Quite a lot has changed, apart from the colour scheme. The challenge for the Red Rooster team was to maintain or, ideally, exceed the power levels the car possessed last year. Having to fit into the Group N regulations straightjacket meant removing the previously installed Race Dynamics tuning box. This in turn required the ECU to be remapped, in order to allow for a greater air/fuel mix and increase the boost. Though the car’s standard smoke and torque limiters have been removed, the ECU must allow for more power in order to compensate for the lack of a tuning box and the added weight brought in by the removal of any fiberglass components. So the car is aided by 5-6 extra horses this year, the total count adding up to 156-160 bhp, the specific amount varying marginally from time to time.

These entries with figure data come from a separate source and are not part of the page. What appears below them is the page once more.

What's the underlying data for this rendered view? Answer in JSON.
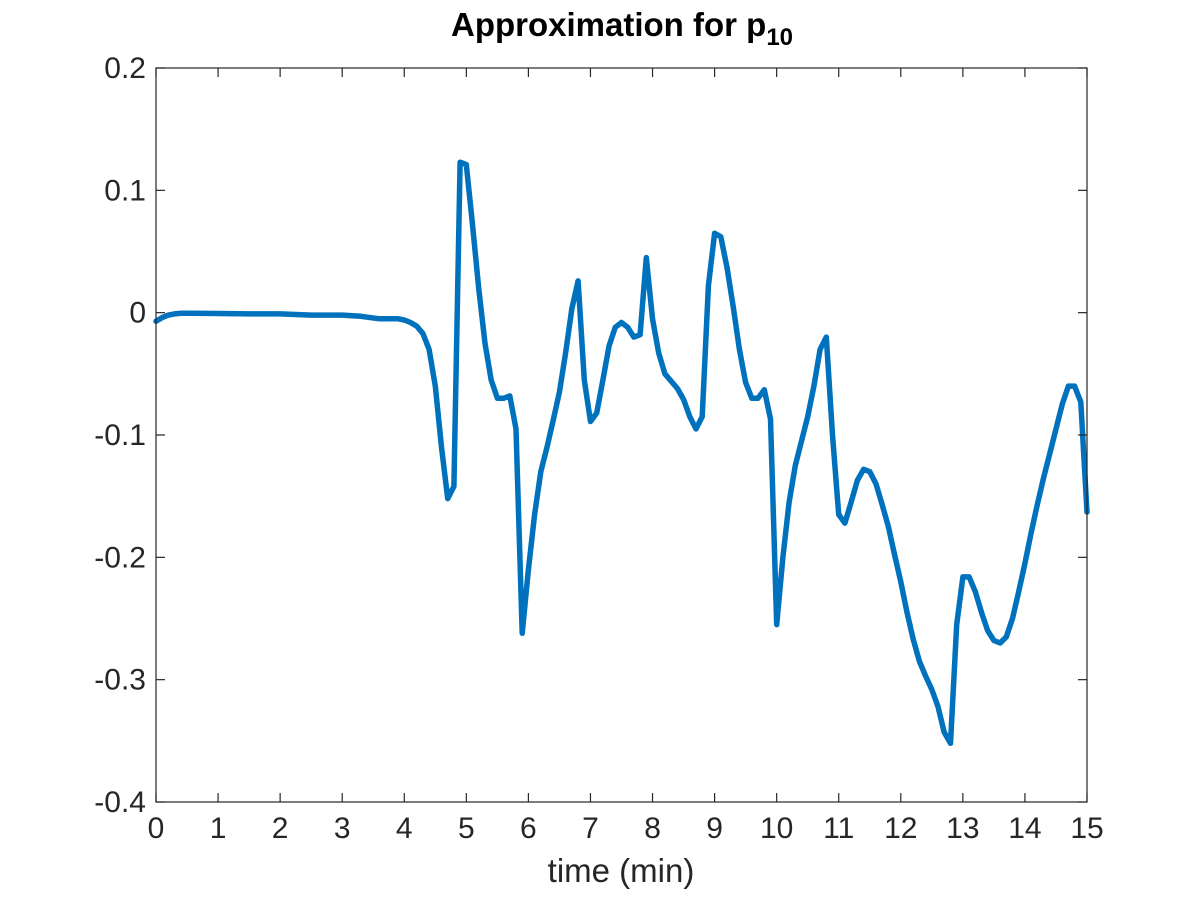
{
  "chart_data": {
    "type": "line",
    "title": {
      "main": "Approximation for p",
      "subscript": "10"
    },
    "xlabel": "time (min)",
    "ylabel": "",
    "xlim": [
      0,
      15
    ],
    "ylim": [
      -0.4,
      0.2
    ],
    "xticks": [
      0,
      1,
      2,
      3,
      4,
      5,
      6,
      7,
      8,
      9,
      10,
      11,
      12,
      13,
      14,
      15
    ],
    "xtick_labels": [
      "0",
      "1",
      "2",
      "3",
      "4",
      "5",
      "6",
      "7",
      "8",
      "9",
      "10",
      "11",
      "12",
      "13",
      "14",
      "15"
    ],
    "yticks": [
      -0.4,
      -0.3,
      -0.2,
      -0.1,
      0,
      0.1,
      0.2
    ],
    "ytick_labels": [
      "-0.4",
      "-0.3",
      "-0.2",
      "-0.1",
      "0",
      "0.1",
      "0.2"
    ],
    "grid": false,
    "series": [
      {
        "color": "#0072BD",
        "x": [
          0,
          0.1,
          0.2,
          0.3,
          0.4,
          0.6,
          1.0,
          1.5,
          2.0,
          2.5,
          3.0,
          3.3,
          3.6,
          3.9,
          4.0,
          4.1,
          4.2,
          4.3,
          4.4,
          4.5,
          4.6,
          4.7,
          4.8,
          4.9,
          5.0,
          5.1,
          5.2,
          5.3,
          5.4,
          5.5,
          5.6,
          5.7,
          5.8,
          5.9,
          6.0,
          6.1,
          6.2,
          6.3,
          6.4,
          6.5,
          6.6,
          6.7,
          6.8,
          6.9,
          7.0,
          7.1,
          7.2,
          7.3,
          7.4,
          7.5,
          7.6,
          7.7,
          7.8,
          7.9,
          8.0,
          8.1,
          8.2,
          8.3,
          8.4,
          8.5,
          8.6,
          8.7,
          8.8,
          8.9,
          9.0,
          9.1,
          9.2,
          9.3,
          9.4,
          9.5,
          9.6,
          9.7,
          9.8,
          9.9,
          10.0,
          10.1,
          10.2,
          10.3,
          10.4,
          10.5,
          10.6,
          10.7,
          10.8,
          10.9,
          11.0,
          11.1,
          11.2,
          11.3,
          11.4,
          11.5,
          11.6,
          11.7,
          11.8,
          11.9,
          12.0,
          12.1,
          12.2,
          12.3,
          12.4,
          12.5,
          12.6,
          12.7,
          12.8,
          12.9,
          13.0,
          13.1,
          13.2,
          13.3,
          13.4,
          13.5,
          13.6,
          13.7,
          13.8,
          13.9,
          14.0,
          14.1,
          14.2,
          14.3,
          14.4,
          14.5,
          14.6,
          14.7,
          14.8,
          14.9,
          15.0
        ],
        "y": [
          -0.007,
          -0.004,
          -0.002,
          -0.001,
          -0.0005,
          -0.0005,
          -0.0007,
          -0.001,
          -0.001,
          -0.002,
          -0.002,
          -0.003,
          -0.005,
          -0.005,
          -0.006,
          -0.008,
          -0.011,
          -0.017,
          -0.03,
          -0.06,
          -0.11,
          -0.152,
          -0.142,
          0.123,
          0.121,
          0.072,
          0.02,
          -0.025,
          -0.055,
          -0.07,
          -0.07,
          -0.068,
          -0.095,
          -0.262,
          -0.21,
          -0.165,
          -0.13,
          -0.11,
          -0.088,
          -0.065,
          -0.033,
          0.003,
          0.026,
          -0.055,
          -0.089,
          -0.082,
          -0.055,
          -0.027,
          -0.012,
          -0.008,
          -0.012,
          -0.02,
          -0.018,
          0.045,
          -0.005,
          -0.033,
          -0.05,
          -0.056,
          -0.062,
          -0.071,
          -0.085,
          -0.095,
          -0.085,
          0.022,
          0.065,
          0.062,
          0.037,
          0.005,
          -0.03,
          -0.057,
          -0.07,
          -0.07,
          -0.063,
          -0.087,
          -0.255,
          -0.2,
          -0.155,
          -0.125,
          -0.105,
          -0.085,
          -0.06,
          -0.03,
          -0.02,
          -0.1,
          -0.165,
          -0.172,
          -0.155,
          -0.137,
          -0.128,
          -0.13,
          -0.14,
          -0.157,
          -0.175,
          -0.198,
          -0.22,
          -0.245,
          -0.267,
          -0.285,
          -0.297,
          -0.308,
          -0.322,
          -0.343,
          -0.352,
          -0.255,
          -0.216,
          -0.216,
          -0.228,
          -0.245,
          -0.26,
          -0.268,
          -0.27,
          -0.265,
          -0.25,
          -0.228,
          -0.205,
          -0.18,
          -0.157,
          -0.135,
          -0.115,
          -0.095,
          -0.075,
          -0.06,
          -0.06,
          -0.073,
          -0.163
        ]
      }
    ]
  }
}
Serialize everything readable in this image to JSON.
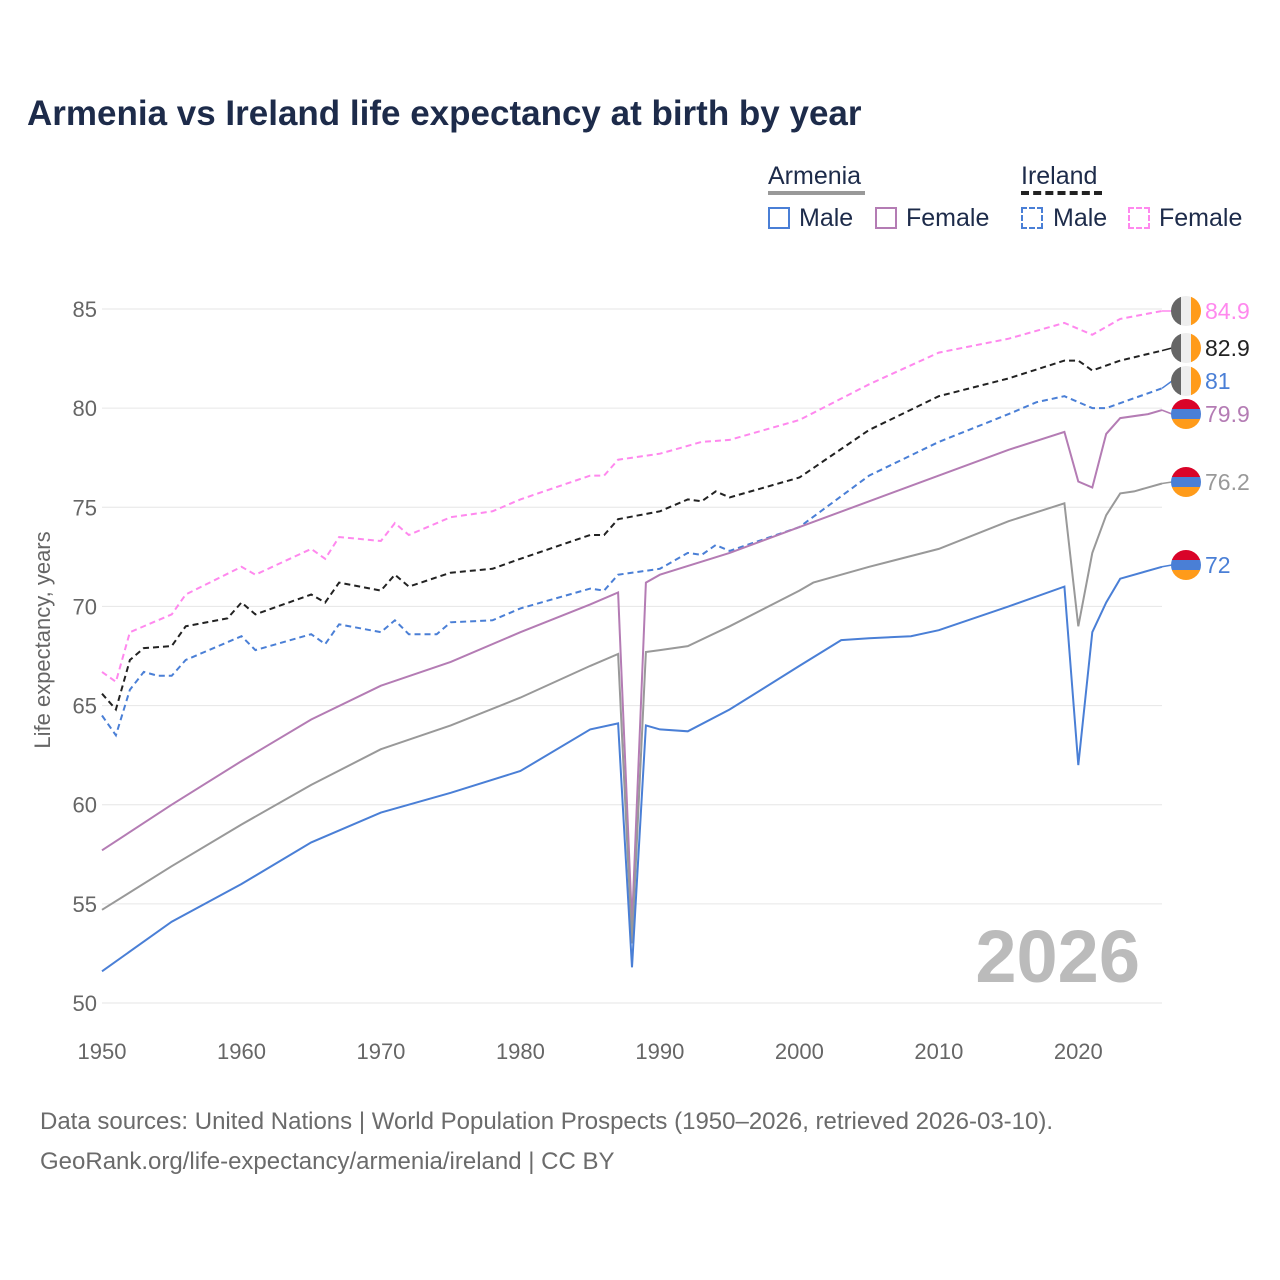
{
  "chart_data": {
    "type": "line",
    "title": "Armenia vs Ireland life expectancy at birth by year",
    "xlabel": "",
    "ylabel": "Life expectancy, years",
    "xlim": [
      1950,
      2026
    ],
    "ylim": [
      50,
      86
    ],
    "xticks": [
      1950,
      1960,
      1970,
      1980,
      1990,
      2000,
      2010,
      2020
    ],
    "yticks": [
      50,
      55,
      60,
      65,
      70,
      75,
      80,
      85
    ],
    "grid": true,
    "legend_position": "top-right",
    "year_watermark": "2026",
    "legend": {
      "groups": [
        {
          "label": "Armenia",
          "style": "solid",
          "color": "#999999",
          "items": [
            {
              "label": "Male",
              "color": "#4a7fd6"
            },
            {
              "label": "Female",
              "color": "#b47cb4"
            }
          ]
        },
        {
          "label": "Ireland",
          "style": "dashed",
          "color": "#222222",
          "items": [
            {
              "label": "Male",
              "color": "#4a7fd6"
            },
            {
              "label": "Female",
              "color": "#ff88ee"
            }
          ]
        }
      ]
    },
    "series": [
      {
        "name": "Ireland Female",
        "country": "Ireland",
        "color": "#ff88ee",
        "dashed": true,
        "end_label": "84.9",
        "points": [
          [
            1950,
            66.7
          ],
          [
            1951,
            66.2
          ],
          [
            1952,
            68.7
          ],
          [
            1955,
            69.6
          ],
          [
            1956,
            70.6
          ],
          [
            1960,
            72
          ],
          [
            1961,
            71.6
          ],
          [
            1965,
            72.9
          ],
          [
            1966,
            72.4
          ],
          [
            1967,
            73.5
          ],
          [
            1970,
            73.3
          ],
          [
            1971,
            74.2
          ],
          [
            1972,
            73.6
          ],
          [
            1975,
            74.5
          ],
          [
            1978,
            74.8
          ],
          [
            1980,
            75.4
          ],
          [
            1985,
            76.6
          ],
          [
            1986,
            76.6
          ],
          [
            1987,
            77.4
          ],
          [
            1990,
            77.7
          ],
          [
            1993,
            78.3
          ],
          [
            1995,
            78.4
          ],
          [
            2000,
            79.4
          ],
          [
            2005,
            81.2
          ],
          [
            2010,
            82.8
          ],
          [
            2015,
            83.5
          ],
          [
            2019,
            84.3
          ],
          [
            2021,
            83.7
          ],
          [
            2023,
            84.5
          ],
          [
            2026,
            84.9
          ]
        ]
      },
      {
        "name": "Ireland",
        "country": "Ireland",
        "color": "#222222",
        "dashed": true,
        "end_label": "82.9",
        "points": [
          [
            1950,
            65.6
          ],
          [
            1951,
            64.8
          ],
          [
            1952,
            67.3
          ],
          [
            1953,
            67.9
          ],
          [
            1955,
            68
          ],
          [
            1956,
            69
          ],
          [
            1959,
            69.4
          ],
          [
            1960,
            70.2
          ],
          [
            1961,
            69.6
          ],
          [
            1965,
            70.6
          ],
          [
            1966,
            70.2
          ],
          [
            1967,
            71.2
          ],
          [
            1970,
            70.8
          ],
          [
            1971,
            71.6
          ],
          [
            1972,
            71
          ],
          [
            1975,
            71.7
          ],
          [
            1978,
            71.9
          ],
          [
            1980,
            72.4
          ],
          [
            1985,
            73.6
          ],
          [
            1986,
            73.6
          ],
          [
            1987,
            74.4
          ],
          [
            1990,
            74.8
          ],
          [
            1992,
            75.4
          ],
          [
            1993,
            75.3
          ],
          [
            1994,
            75.8
          ],
          [
            1995,
            75.5
          ],
          [
            2000,
            76.5
          ],
          [
            2005,
            78.9
          ],
          [
            2010,
            80.6
          ],
          [
            2015,
            81.5
          ],
          [
            2019,
            82.4
          ],
          [
            2020,
            82.4
          ],
          [
            2021,
            81.9
          ],
          [
            2023,
            82.4
          ],
          [
            2026,
            82.9
          ]
        ]
      },
      {
        "name": "Ireland Male",
        "country": "Ireland",
        "color": "#4a7fd6",
        "dashed": true,
        "end_label": "81",
        "points": [
          [
            1950,
            64.5
          ],
          [
            1951,
            63.5
          ],
          [
            1952,
            65.8
          ],
          [
            1953,
            66.7
          ],
          [
            1954,
            66.5
          ],
          [
            1955,
            66.5
          ],
          [
            1956,
            67.3
          ],
          [
            1960,
            68.5
          ],
          [
            1961,
            67.8
          ],
          [
            1965,
            68.6
          ],
          [
            1966,
            68.1
          ],
          [
            1967,
            69.1
          ],
          [
            1970,
            68.7
          ],
          [
            1971,
            69.3
          ],
          [
            1972,
            68.6
          ],
          [
            1974,
            68.6
          ],
          [
            1975,
            69.2
          ],
          [
            1978,
            69.3
          ],
          [
            1980,
            69.9
          ],
          [
            1985,
            70.9
          ],
          [
            1986,
            70.8
          ],
          [
            1987,
            71.6
          ],
          [
            1990,
            71.9
          ],
          [
            1992,
            72.7
          ],
          [
            1993,
            72.6
          ],
          [
            1994,
            73.1
          ],
          [
            1995,
            72.8
          ],
          [
            2000,
            74
          ],
          [
            2005,
            76.6
          ],
          [
            2010,
            78.3
          ],
          [
            2015,
            79.7
          ],
          [
            2017,
            80.3
          ],
          [
            2019,
            80.6
          ],
          [
            2021,
            80
          ],
          [
            2022,
            80
          ],
          [
            2026,
            81
          ]
        ]
      },
      {
        "name": "Armenia Female",
        "country": "Armenia",
        "color": "#b47cb4",
        "dashed": false,
        "end_label": "79.9",
        "points": [
          [
            1950,
            57.7
          ],
          [
            1955,
            60
          ],
          [
            1960,
            62.2
          ],
          [
            1965,
            64.3
          ],
          [
            1970,
            66
          ],
          [
            1975,
            67.2
          ],
          [
            1980,
            68.7
          ],
          [
            1985,
            70.1
          ],
          [
            1987,
            70.7
          ],
          [
            1988,
            54
          ],
          [
            1989,
            71.2
          ],
          [
            1990,
            71.6
          ],
          [
            1995,
            72.7
          ],
          [
            2000,
            74
          ],
          [
            2005,
            75.3
          ],
          [
            2010,
            76.6
          ],
          [
            2015,
            77.9
          ],
          [
            2019,
            78.8
          ],
          [
            2020,
            76.3
          ],
          [
            2021,
            76
          ],
          [
            2022,
            78.7
          ],
          [
            2023,
            79.5
          ],
          [
            2025,
            79.7
          ],
          [
            2026,
            79.9
          ]
        ]
      },
      {
        "name": "Armenia",
        "country": "Armenia",
        "color": "#999999",
        "dashed": false,
        "end_label": "76.2",
        "points": [
          [
            1950,
            54.7
          ],
          [
            1955,
            56.9
          ],
          [
            1960,
            59
          ],
          [
            1965,
            61
          ],
          [
            1970,
            62.8
          ],
          [
            1975,
            64
          ],
          [
            1980,
            65.4
          ],
          [
            1985,
            67
          ],
          [
            1987,
            67.6
          ],
          [
            1988,
            53
          ],
          [
            1989,
            67.7
          ],
          [
            1990,
            67.8
          ],
          [
            1992,
            68
          ],
          [
            1995,
            69
          ],
          [
            2000,
            70.8
          ],
          [
            2001,
            71.2
          ],
          [
            2005,
            72
          ],
          [
            2010,
            72.9
          ],
          [
            2015,
            74.3
          ],
          [
            2019,
            75.2
          ],
          [
            2020,
            69
          ],
          [
            2021,
            72.7
          ],
          [
            2022,
            74.6
          ],
          [
            2023,
            75.7
          ],
          [
            2024,
            75.8
          ],
          [
            2026,
            76.2
          ]
        ]
      },
      {
        "name": "Armenia Male",
        "country": "Armenia",
        "color": "#4a7fd6",
        "dashed": false,
        "end_label": "72",
        "points": [
          [
            1950,
            51.6
          ],
          [
            1955,
            54.1
          ],
          [
            1960,
            56
          ],
          [
            1965,
            58.1
          ],
          [
            1970,
            59.6
          ],
          [
            1975,
            60.6
          ],
          [
            1980,
            61.7
          ],
          [
            1985,
            63.8
          ],
          [
            1987,
            64.1
          ],
          [
            1988,
            51.8
          ],
          [
            1989,
            64
          ],
          [
            1990,
            63.8
          ],
          [
            1992,
            63.7
          ],
          [
            1995,
            64.8
          ],
          [
            2000,
            67
          ],
          [
            2003,
            68.3
          ],
          [
            2005,
            68.4
          ],
          [
            2008,
            68.5
          ],
          [
            2010,
            68.8
          ],
          [
            2015,
            70
          ],
          [
            2019,
            71
          ],
          [
            2020,
            62
          ],
          [
            2021,
            68.7
          ],
          [
            2022,
            70.2
          ],
          [
            2023,
            71.4
          ],
          [
            2026,
            72
          ]
        ]
      }
    ]
  },
  "footer": {
    "line1": "Data sources: United Nations | World Population Prospects (1950–2026, retrieved 2026-03-10).",
    "line2": "GeoRank.org/life-expectancy/armenia/ireland | CC BY"
  }
}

Even the previously front-mounted intercooler has been traded in for a stock, front-mounted one. However, given its inadequacy in cooling the hot turbo gases, two top-mounted nozzles were installed to spray water onto the intercooler through a manually operated button. With staccato inputs from the navigator, this can bring the temperatures down by 5-6 degrees — the cooler the air, the faster
the car.
Evidently, whatever the boffins at Red Rooster Performance did, it’s worked because Mahindra Adventure and its tuner swept the podium at the K1000 rally — their latest victory allowing them to win the Championship. It’s an unfamiliar sight, watching a rectangular metallic juggernaut carry significantly greater speeds than the Cedias, the Polos and (good heavens!) even Lancer EVOs, but between Gill, Sidhu and Ghosh, few appeared quicker. Which is saying something, because structurally, anti-roll bars and all, big, rectangular juggernauts aren’t ideal rallying weapons. While a background in rally-raids makes rallyists like Sunny Sidhu more prepared for such a venture, it’s not the same for Gill. For an internationally renowned rallyist like Gill, with a roster of rally cars that have placed him much lower and closer to terra firma, this
is unusual.
Gill admits that switching between his APRC-prepped Skoda Fabia and the XUV requires a complete recalibration of his instincts. A history of fast, light and low-slung hatchbacks and sedans is instantly shelved, as he acclimates himself to the more cumbersome attributes of the XUV. Having dominated the IRC 2000 category for the better part of the noughties, there wasn’t a lot else in the Indian Rallying circuit that could challenge or surprise Gill — until Mahindra Adventure came calling in 2013. The upside is that two rallying seasons in, the XUV has whet Gill’s appetite for the legendary Dakar rally. ‘I’m ready to go right now,’ says Gill, beaming, when pressed about a possible date for his
next rodeo.
For the uninitiated, it’s a box of chocolates, the Super XUV — you wouldn’t think you’re carrying serious speed, but it’s all there. Its bulk demands your undivided attention if it’s to be driven to the limit — a task only the Mahindra Adventure trio can pull off with the kind of consistency required to win championships. It can be remarkably precise in a tight squeeze, and it can also be a bit wayward when pushed hard, all that torque steer giving it the focus of a bull with ADD. Having had an entire afternoon to give that throttle-steer technique a shot, I’d made some headway with it, remarking upon the precision required to steer it into swift turns.
It’s the first diesel SUV to win the IRC, but something suggests Mahindra’s just getting started. It’s uncertain just how many rallies lie ahead, or whether Dakar’s one of them, but if reality and the laws of physics have proved no obstacle yet, not much else will.